Labour's KitKat plot to topple Theresa May inspired by spy thriller
The innocuous gesture of producing a chocolate bar in the House of Commons is revealed to have a more significant meaning.
Tuesday 22 January 2019 19:28, UK
As one of the most formidable political fixers in parliament of the past 30-odd years, it should be no surprise that Labour's chief whip Nick Brown is a secret fan of spy thrillers.
After all, the dark arts of government and opposition whips' offices could be said to have much in common with the world of international espionage, double agents and so on.
But now Mr Brown's secret is out, after the seemingly innocuous gesture of producing a KitKat from his pocket after the government defeat on Theresa May's Brexit deal last Tuesday.
It was not because he was peckish.
But, as The Times' diarist Patrick Kidd reported, it was instead a secret signal to colleagues to table Jeremy Corbyn's motion of no confidence in the government.
But why a KitKat?
The idea came from The Times journalist Ben Macintyre's recent real-life spy thriller, The Spy and the Traitor, about KGB agent-turned-defector Oleg GordievAG百家乐在线官网.
In the book, Macintyre writes that an MI6 agent eating a KitKat outside a bread shop would be a a sign to GordievAG百家乐在线官网 that he was about to be extracted.
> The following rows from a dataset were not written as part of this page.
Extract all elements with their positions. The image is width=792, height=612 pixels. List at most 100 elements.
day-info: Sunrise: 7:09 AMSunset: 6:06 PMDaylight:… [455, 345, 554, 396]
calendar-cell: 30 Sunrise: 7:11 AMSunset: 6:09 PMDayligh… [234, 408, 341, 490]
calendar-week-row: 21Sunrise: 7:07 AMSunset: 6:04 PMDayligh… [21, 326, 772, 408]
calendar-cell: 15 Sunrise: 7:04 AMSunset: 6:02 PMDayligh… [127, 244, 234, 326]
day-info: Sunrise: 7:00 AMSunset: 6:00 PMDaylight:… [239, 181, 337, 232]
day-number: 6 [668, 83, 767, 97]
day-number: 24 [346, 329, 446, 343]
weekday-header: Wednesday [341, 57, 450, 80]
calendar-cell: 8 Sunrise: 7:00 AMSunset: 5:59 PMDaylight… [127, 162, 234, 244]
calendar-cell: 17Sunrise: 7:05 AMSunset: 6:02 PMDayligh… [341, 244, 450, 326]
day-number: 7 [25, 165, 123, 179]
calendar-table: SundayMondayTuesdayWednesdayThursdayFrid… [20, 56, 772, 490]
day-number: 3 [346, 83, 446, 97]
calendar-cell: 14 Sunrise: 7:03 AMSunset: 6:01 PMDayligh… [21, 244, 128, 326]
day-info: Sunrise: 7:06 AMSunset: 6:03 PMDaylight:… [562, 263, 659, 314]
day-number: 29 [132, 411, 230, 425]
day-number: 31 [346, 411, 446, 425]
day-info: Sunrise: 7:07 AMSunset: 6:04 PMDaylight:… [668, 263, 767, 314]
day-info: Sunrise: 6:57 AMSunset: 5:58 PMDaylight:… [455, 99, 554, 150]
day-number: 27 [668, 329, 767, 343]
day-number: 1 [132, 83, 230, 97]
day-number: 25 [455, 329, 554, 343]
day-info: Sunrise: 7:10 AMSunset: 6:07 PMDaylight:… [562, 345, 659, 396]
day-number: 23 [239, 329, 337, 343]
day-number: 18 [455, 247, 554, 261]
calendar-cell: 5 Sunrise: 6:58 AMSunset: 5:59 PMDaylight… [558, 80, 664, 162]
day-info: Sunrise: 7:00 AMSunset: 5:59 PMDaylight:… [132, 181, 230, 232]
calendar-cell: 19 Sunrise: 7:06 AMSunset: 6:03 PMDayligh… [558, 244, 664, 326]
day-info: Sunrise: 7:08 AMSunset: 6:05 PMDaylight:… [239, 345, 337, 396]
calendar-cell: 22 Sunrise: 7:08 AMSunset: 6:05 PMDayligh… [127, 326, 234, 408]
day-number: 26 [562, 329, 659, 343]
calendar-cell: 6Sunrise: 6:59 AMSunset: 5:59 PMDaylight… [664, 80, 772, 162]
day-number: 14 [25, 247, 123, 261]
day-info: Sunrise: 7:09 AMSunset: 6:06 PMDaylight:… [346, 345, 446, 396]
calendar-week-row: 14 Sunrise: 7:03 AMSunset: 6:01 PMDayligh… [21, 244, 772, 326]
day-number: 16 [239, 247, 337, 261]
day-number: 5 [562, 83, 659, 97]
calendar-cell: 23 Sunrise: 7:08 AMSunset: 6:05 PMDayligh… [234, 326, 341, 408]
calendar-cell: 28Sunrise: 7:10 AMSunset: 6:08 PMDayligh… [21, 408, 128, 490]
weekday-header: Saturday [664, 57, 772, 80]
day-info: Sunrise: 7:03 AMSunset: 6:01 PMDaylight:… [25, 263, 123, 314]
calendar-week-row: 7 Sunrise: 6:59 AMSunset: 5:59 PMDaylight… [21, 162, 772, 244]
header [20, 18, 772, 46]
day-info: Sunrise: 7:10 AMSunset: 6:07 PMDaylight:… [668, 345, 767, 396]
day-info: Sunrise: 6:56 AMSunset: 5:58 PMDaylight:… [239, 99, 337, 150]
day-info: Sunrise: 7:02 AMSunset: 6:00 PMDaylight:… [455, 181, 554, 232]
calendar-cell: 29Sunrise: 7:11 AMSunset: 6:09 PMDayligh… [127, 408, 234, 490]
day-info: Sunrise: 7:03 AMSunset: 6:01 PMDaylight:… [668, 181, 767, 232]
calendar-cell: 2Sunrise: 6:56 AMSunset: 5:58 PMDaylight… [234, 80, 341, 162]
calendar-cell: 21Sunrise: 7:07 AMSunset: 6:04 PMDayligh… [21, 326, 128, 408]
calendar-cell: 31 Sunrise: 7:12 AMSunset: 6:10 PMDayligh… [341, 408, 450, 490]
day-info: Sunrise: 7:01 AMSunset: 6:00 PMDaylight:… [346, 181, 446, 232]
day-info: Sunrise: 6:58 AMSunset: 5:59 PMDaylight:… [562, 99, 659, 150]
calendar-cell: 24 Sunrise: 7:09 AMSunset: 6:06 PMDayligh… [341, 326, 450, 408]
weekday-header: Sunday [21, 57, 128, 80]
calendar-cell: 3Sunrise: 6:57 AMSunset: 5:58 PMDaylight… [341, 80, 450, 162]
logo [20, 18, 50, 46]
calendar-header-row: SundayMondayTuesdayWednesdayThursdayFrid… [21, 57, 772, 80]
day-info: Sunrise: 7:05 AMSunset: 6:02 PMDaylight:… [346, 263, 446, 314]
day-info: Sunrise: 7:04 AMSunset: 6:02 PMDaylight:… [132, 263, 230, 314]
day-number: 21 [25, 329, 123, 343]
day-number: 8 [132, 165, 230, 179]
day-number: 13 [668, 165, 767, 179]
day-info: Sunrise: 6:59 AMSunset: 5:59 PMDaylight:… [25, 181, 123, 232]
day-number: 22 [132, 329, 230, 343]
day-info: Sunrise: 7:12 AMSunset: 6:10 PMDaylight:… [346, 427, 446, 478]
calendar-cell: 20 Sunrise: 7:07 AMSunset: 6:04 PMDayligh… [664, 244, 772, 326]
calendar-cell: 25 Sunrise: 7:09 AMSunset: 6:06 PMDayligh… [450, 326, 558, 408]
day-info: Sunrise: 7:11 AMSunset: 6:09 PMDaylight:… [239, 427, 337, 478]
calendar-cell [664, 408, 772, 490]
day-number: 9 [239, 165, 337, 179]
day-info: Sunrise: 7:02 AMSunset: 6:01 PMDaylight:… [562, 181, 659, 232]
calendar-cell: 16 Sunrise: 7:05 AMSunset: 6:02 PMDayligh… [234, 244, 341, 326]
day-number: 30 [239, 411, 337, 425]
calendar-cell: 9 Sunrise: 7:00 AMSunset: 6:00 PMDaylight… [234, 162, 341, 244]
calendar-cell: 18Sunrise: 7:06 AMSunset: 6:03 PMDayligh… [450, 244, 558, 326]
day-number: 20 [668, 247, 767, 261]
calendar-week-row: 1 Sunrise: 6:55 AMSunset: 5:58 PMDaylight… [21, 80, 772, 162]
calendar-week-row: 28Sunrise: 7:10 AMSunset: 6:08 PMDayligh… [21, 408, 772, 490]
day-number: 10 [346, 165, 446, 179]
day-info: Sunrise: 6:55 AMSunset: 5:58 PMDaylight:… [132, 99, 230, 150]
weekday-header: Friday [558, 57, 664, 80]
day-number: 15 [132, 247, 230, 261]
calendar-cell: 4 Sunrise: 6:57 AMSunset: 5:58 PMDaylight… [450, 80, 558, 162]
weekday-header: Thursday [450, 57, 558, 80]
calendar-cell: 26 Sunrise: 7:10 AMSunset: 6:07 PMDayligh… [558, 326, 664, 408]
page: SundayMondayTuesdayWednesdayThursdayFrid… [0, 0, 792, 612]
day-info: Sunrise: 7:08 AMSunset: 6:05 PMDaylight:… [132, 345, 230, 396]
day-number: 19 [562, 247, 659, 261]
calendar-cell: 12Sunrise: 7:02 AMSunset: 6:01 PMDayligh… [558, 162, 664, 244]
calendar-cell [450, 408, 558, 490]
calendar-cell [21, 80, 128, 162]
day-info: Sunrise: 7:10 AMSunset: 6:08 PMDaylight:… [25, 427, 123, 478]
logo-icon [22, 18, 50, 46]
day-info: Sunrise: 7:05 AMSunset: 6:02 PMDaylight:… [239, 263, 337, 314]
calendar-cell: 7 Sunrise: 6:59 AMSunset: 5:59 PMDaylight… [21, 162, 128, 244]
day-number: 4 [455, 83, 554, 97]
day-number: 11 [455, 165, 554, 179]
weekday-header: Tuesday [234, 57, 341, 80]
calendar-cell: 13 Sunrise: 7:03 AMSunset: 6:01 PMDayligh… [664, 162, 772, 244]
"I've just finished reading Ben's book," the Tyneside MP - known in Parliament as "Newcastle Brown" - told me.
"I've also read his book on Kim Philby."
That book, a Spy Among Friends: Philby and the Great Betrayal, tells the story of the high-level British spymaster who turned out to be a Russian mole.
Sadly, as in the best spy thrillers, Mr Brown's KitKat diktat did not going according to plan.
An MP walked between him and the TV cameras at the very moment he brandished his chocolate bar.
But Labour's plan was not thwarted by this mishap.
"We had a back-up plan," the chief whip said, adding: "Text."
A more reliable form of communication, probably, but not so cloak-and-dagger.
Opera-loving Mr Brown, now 68, is one of parliament's longest serving and most respected enforcers, having been chief whip for Tony Blair, Gordon Brown and now Mr Corbyn.
Chief whips love the mystique and image of menace that goes with the job.
Baby-faced bruiser Gavin Williamson revelled in the notoriety of keeping a pet tarantula on his desk when he was Tory chief whip.
Others have a different style.
It was claimed that the gentlemanly Sir George Young, the so-called "Bicycling Baronet" who was David Cameron's chief whip, used to admonish errant MPs with Classic FM playing in the background.
Mr Brown has always had a kindly smile.
But Mr Blair's allies always used to claim - with some justification - that he was plotting on Mr Brown's behalf.
Almost like a double agent in a spy thriller.